Published by New York State Law Reporting Bureau pursuant to Judiciary Law § 431.
This opinion is uncorrected and subject to revision before publication in the Official Reports.
DAVID S. RITTER, J.P., ANITA R. FLORIO, HOWARD MILLER and EDWARD D. CARNI, JJ.
(Index No. 14145/07)
DECISION & ORDER
ORDERED that the order is affirmed, with costs to the plaintiff/counterclaim defendant-respondent.
The Supreme Court providently exercised its discretion in denying the motion of the defendants/counterclaim plaintiffs (hereinafter the appellants) for a preliminary injunction to enjoin the plaintiff/counterclaim defendant from performing any construction or renovation work upon the subject premises.
A party seeking the drastic remedy of a preliminary injunction must establish a clear right to that relief under the law and the undisputed facts (see Gagnon Bus Co., Inc. v Vallo Transp., Ltd., 13 AD3d 334). The burden of proof is on the movant to demonstrate a likelihood of success on the merits, the prospect of irreparable injury if the relief is withheld, and a balancing of the equities in the movant's favor (see Doe v Axelrod, 73 NY2d 748).

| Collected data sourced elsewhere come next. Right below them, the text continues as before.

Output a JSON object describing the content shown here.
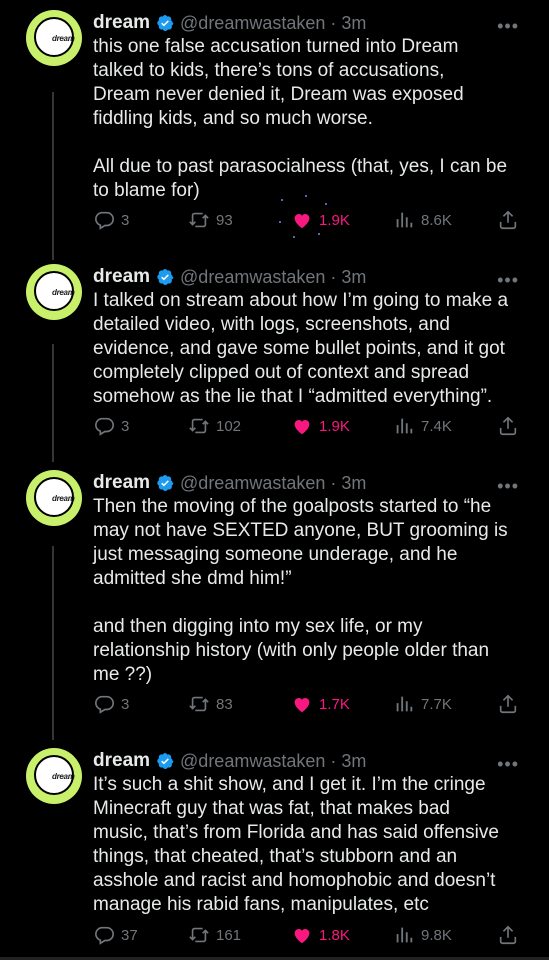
{
  "tweets": [
    {
      "name": "dream",
      "handle": "@dreamwastaken",
      "time": "3m",
      "avatar_text": "dream",
      "text": "this one false accusation turned into Dream\ntalked to kids, there’s tons of accusations,\nDream never denied it, Dream was exposed\nfiddling kids, and so much worse.\n\nAll due to past parasocialness (that, yes, I can be\nto blame for)",
      "replies": "3",
      "retweets": "93",
      "likes": "1.9K",
      "views": "8.6K"
    },
    {
      "name": "dream",
      "handle": "@dreamwastaken",
      "time": "3m",
      "avatar_text": "dream",
      "text": "I talked on stream about how I’m going to make a\ndetailed video, with logs, screenshots, and\nevidence, and gave some bullet points, and it got\ncompletely clipped out of context and spread\nsomehow as the lie that I “admitted everything”.",
      "replies": "3",
      "retweets": "102",
      "likes": "1.9K",
      "views": "7.4K"
    },
    {
      "name": "dream",
      "handle": "@dreamwastaken",
      "time": "3m",
      "avatar_text": "dream",
      "text": "Then the moving of the goalposts started to “he\nmay not have SEXTED anyone, BUT grooming is\njust messaging someone underage, and he\nadmitted she dmd him!”\n\nand then digging into my sex life, or my\nrelationship history (with only people older than\nme ??)",
      "replies": "3",
      "retweets": "83",
      "likes": "1.7K",
      "views": "7.7K"
    },
    {
      "name": "dream",
      "handle": "@dreamwastaken",
      "time": "3m",
      "avatar_text": "dream",
      "text": "It’s such a shit show, and I get it. I’m the cringe\nMinecraft guy that was fat, that makes bad\nmusic, that’s from Florida and has said offensive\nthings, that cheated, that’s stubborn and an\nasshole and racist and homophobic and doesn’t\nmanage his rabid fans, manipulates, etc",
      "replies": "37",
      "retweets": "161",
      "likes": "1.8K",
      "views": "9.8K"
    }
  ],
  "colors": {
    "background": "#000000",
    "text": "#e7e9ea",
    "muted": "#71767b",
    "like": "#f91880",
    "verified": "#1d9bf0",
    "avatar_bg": "#c9f06a"
  },
  "icons": [
    "reply-icon",
    "retweet-icon",
    "like-icon",
    "views-icon",
    "share-icon",
    "verified-badge-icon",
    "more-icon"
  ]
}
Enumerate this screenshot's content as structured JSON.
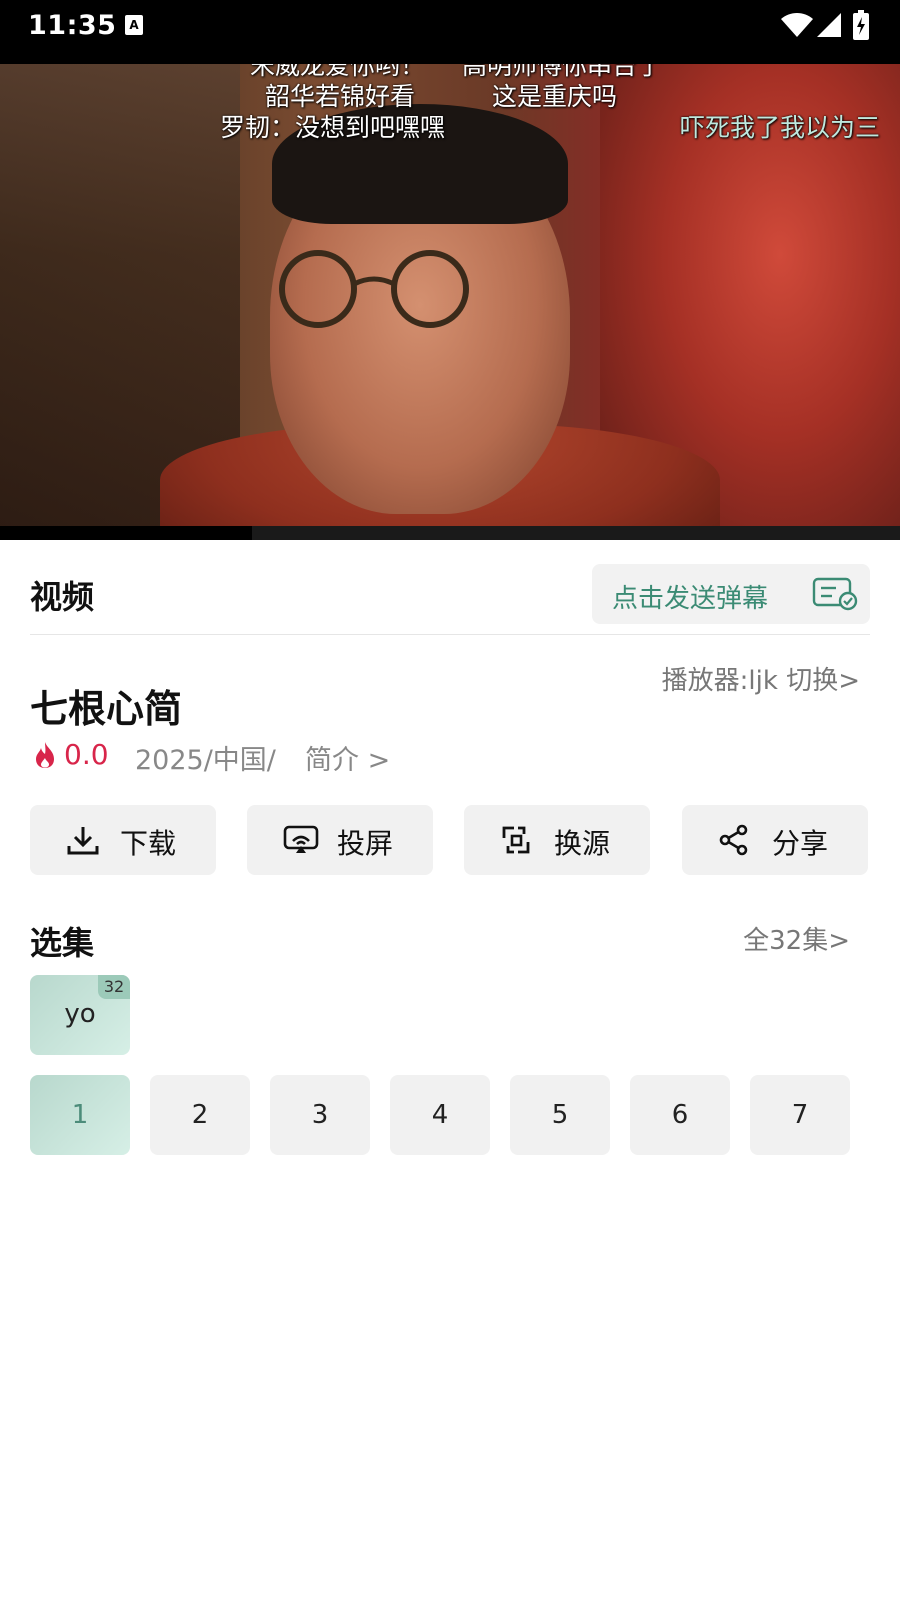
{
  "status_bar": {
    "time": "11:35"
  },
  "video": {
    "danmaku": [
      "宋威龙爱你哟！",
      "高明师傅你串台了",
      "韶华若锦好看",
      "这是重庆吗",
      "罗韧：没想到吧嘿嘿",
      "吓死我了我以为三"
    ],
    "progress": 0.28
  },
  "header": {
    "tab_label": "视频",
    "send_danmaku_label": "点击发送弹幕"
  },
  "detail": {
    "title": "七根心简",
    "player_switch": "播放器:ljk 切换>",
    "score": "0.0",
    "info": "2025/中国/",
    "intro_link": "简介 >"
  },
  "actions": [
    {
      "label": "下载",
      "icon": "download-icon"
    },
    {
      "label": "投屏",
      "icon": "cast-icon"
    },
    {
      "label": "换源",
      "icon": "switch-source-icon"
    },
    {
      "label": "分享",
      "icon": "share-icon"
    }
  ],
  "episodes": {
    "title": "选集",
    "all_label": "全32集>",
    "source": {
      "name": "yo",
      "count": "32"
    },
    "items": [
      "1",
      "2",
      "3",
      "4",
      "5",
      "6",
      "7"
    ],
    "active": "1"
  },
  "colors": {
    "accent_green": "#3b8b74",
    "score_red": "#d8254a",
    "chip_green": "#d6efe6"
  }
}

Here, the facts are in such sharp dispute that it cannot be said that the appellants established a clear right to preliminary injunctive relief (see Matter of Advanced Digital Sec. Solutions, Inc. v Samsung Techwin Co., Ltd., 53 AD3d 612, 613; Matter of Related Props., Inc. v Town Bd. of Town/Vil. of Harrison, 22 AD3d 587, 590).
The appellants' remaining contentions are without merit.
RITTER, J.P., FLORIO, MILLER and CARNI, JJ., concur.